Mike Glanton, chairman of the Clayton County legislative delegation, said that as of Friday, he had not received the language of the proposed legislation and that the delegation as a whole had not discussed it.
"The Clayton County delegation has not sat down as a whole and looked at this together," he said. "As far as I am concerned, it is too late in the session to do something this complicated and huge. It is going to take some time to find some common ground, and make this feel like a win for all members involved."
Glanton said he discussed the Aerotropolis concept with "the chairman of the Fulton County delegation and one other member of the [Fulton] delegation, but had not discussed it with any Fulton County commissioners or the mayor of Atlanta. The authority could potentially involve several municipalities bordering the airport, as well as major investors, he said.
"I believe it is a good idea and it would promote the economic development that we need in the area," Glanton said. "This is something that really needs to be thought out, and fair for all parties involved. [BOC] Chairman [Eldrin] Bell told me that he was going to discontinue his effort at this time to push this legislation forward."
Bell said that in discussions with Fulton County, the Clayton County BOC encountered some opposition to the idea of the Clayton board selecting the majority of the authority members. Of the 20 members of the proposed authority, "my board wanted 11 of those members to be on the Clayton County side," he said.
"We had some difficulty agreeing on the number of the proposed members of the board," Bell said. "My board felt like, since 80 percent of the property was in Clayton County, that we should have more members. We were talking back and forth. ... I got some push back. Instead of allowing this to become a political squabble, we decided to pull back and better educate people on what the concept is."

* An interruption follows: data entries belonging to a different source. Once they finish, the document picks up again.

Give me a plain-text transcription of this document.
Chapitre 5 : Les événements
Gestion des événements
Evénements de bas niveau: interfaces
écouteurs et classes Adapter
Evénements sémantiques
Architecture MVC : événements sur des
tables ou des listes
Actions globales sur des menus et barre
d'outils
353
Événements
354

Bell said that over the next year, the board would "bring in experts" to inform the public about the aerotropolis concept and build consensus with surrounding stakeholders.
Grant Wainscott, Clayton County economic development director, said an aerotropolis authority would serve as "a long-term planning mechanism" for airport-area development, as well as a tool with which to leverage resources.
"We all understand the importance of keeping Hartsfield-Jackson the world's busiest airport, and to do that, we all need to work together," he said. "To just say we want to cooperate is one thing, but this provides some kind of structure that could be a potential funding mechanism. Working together cooperatively, we may be able to apply for larger resources than if we were working independently and doing our own projects."
Clayton Commissioner Michael Edmondson said that if the aerotropolis authority concept is successful, the model could be applied to other regional projects, such as commuter rail. "Just the idea itself is positive," he said. "Working together could mean that we could be multi-jurisdictional in other things. We could apply the same idea to support commuter rail down the road."
Glanton said he would work to bring together the legislative delegations and county commissions of both Fulton and Clayton counties, to discuss the aerotropolis authority idea over the summer.